Paying value, getting value.

William Brent said, "The world's changing, Fred."

Oh, we're back to that? Dellray mused to himself.

"And I've got some new prospects I need to pursue. But what's the problem? What's always the problem?"

Money, of course.

Dellray asked, "How much?"

"One hundred thousand. Up front. And you have a guarantee. I will get you something."

Dellray coughed a laugh. He'd never paid more than five large to a snitch in all his years running them. And that princely sum had bought them indictments in a major dockside corruption case.

One hundred thousand dollars?

"It's just not there, William," he said, not thinking about the name, which Brent probably hadn't used in years. "That's more than our entire snitch bag put together. That's more than everybody's snitch bag put together."

"Hm." Brent said nothing.
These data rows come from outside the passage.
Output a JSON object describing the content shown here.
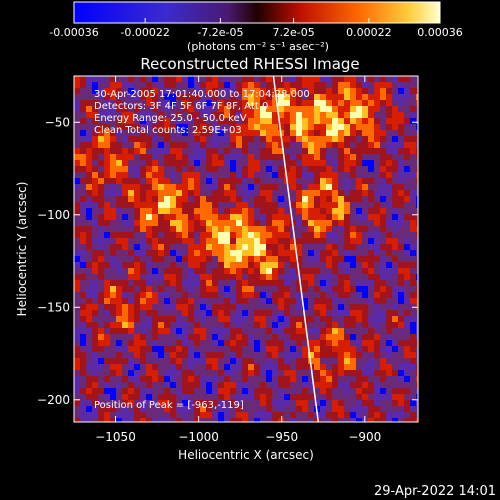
{
  "chart_data": {
    "type": "heatmap",
    "title": "Reconstructed RHESSI Image",
    "xlabel": "Heliocentric X (arcsec)",
    "ylabel": "Heliocentric Y (arcsec)",
    "xlim": [
      -1075,
      -868
    ],
    "ylim": [
      -212,
      -25
    ],
    "x_ticks": [
      -1050,
      -1000,
      -950,
      -900
    ],
    "y_ticks": [
      -200,
      -150,
      -100,
      -50
    ],
    "colorbar": {
      "ticks": [
        {
          "value": -0.00036,
          "label": "-0.00036"
        },
        {
          "value": -0.00022,
          "label": "-0.00022"
        },
        {
          "value": -7.2e-05,
          "label": "-7.2e-05"
        },
        {
          "value": 7.2e-05,
          "label": "7.2e-05"
        },
        {
          "value": 0.00022,
          "label": "0.00022"
        },
        {
          "value": 0.00036,
          "label": "0.00036"
        }
      ],
      "range": [
        -0.00036,
        0.00036
      ],
      "units_label": "(photons cm⁻² s⁻¹ asec⁻²)"
    },
    "annotations": [
      "30-Apr-2005 17:01:40.000 to 17:04:28.000",
      "Detectors: 3F 4F 5F 6F 7F 8F, Att 0",
      "Energy Range: 25.0 - 50.0 keV",
      "Clean     Total counts: 2.59E+03"
    ],
    "peak_label": "Position of Peak = [-963,-119]",
    "peak": {
      "x": -963,
      "y": -119
    },
    "limb_line": [
      {
        "x": -955,
        "y": -25
      },
      {
        "x": -928,
        "y": -212
      }
    ],
    "bright_sources": [
      {
        "x": -1020,
        "y": -95,
        "amp": 1.0
      },
      {
        "x": -985,
        "y": -112,
        "amp": 1.0
      },
      {
        "x": -963,
        "y": -119,
        "amp": 0.9
      },
      {
        "x": -960,
        "y": -45,
        "amp": 1.0
      },
      {
        "x": -930,
        "y": -50,
        "amp": 1.0
      },
      {
        "x": -905,
        "y": -45,
        "amp": 0.9
      },
      {
        "x": -925,
        "y": -95,
        "amp": 0.8
      },
      {
        "x": -1055,
        "y": -70,
        "amp": 0.6
      },
      {
        "x": -1045,
        "y": -150,
        "amp": 0.5
      },
      {
        "x": -920,
        "y": -175,
        "amp": 0.6
      }
    ],
    "colormap": [
      "#0000ff",
      "#5a2aa8",
      "#6a2a7a",
      "#a0141e",
      "#d81e00",
      "#ff6a00",
      "#ffc020",
      "#ffffb0"
    ]
  },
  "footer": {
    "timestamp": "29-Apr-2022 14:01"
  }
}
Which is exactly what Fred Dellray himself would have done, had he been on the other side of the negotiation.

The agent sat forward, his bony hands clasped. "Give me a minute." Like Jeep in the stinky diner earlier, Dellray rose and walked past a skateboarder, two giggling Asian girls, and a man handing out fliers, looking surprisingly rational and cheerful, considering his cause was the 2012 end of days. Near the dharma tree he pulled out his phone and made a call.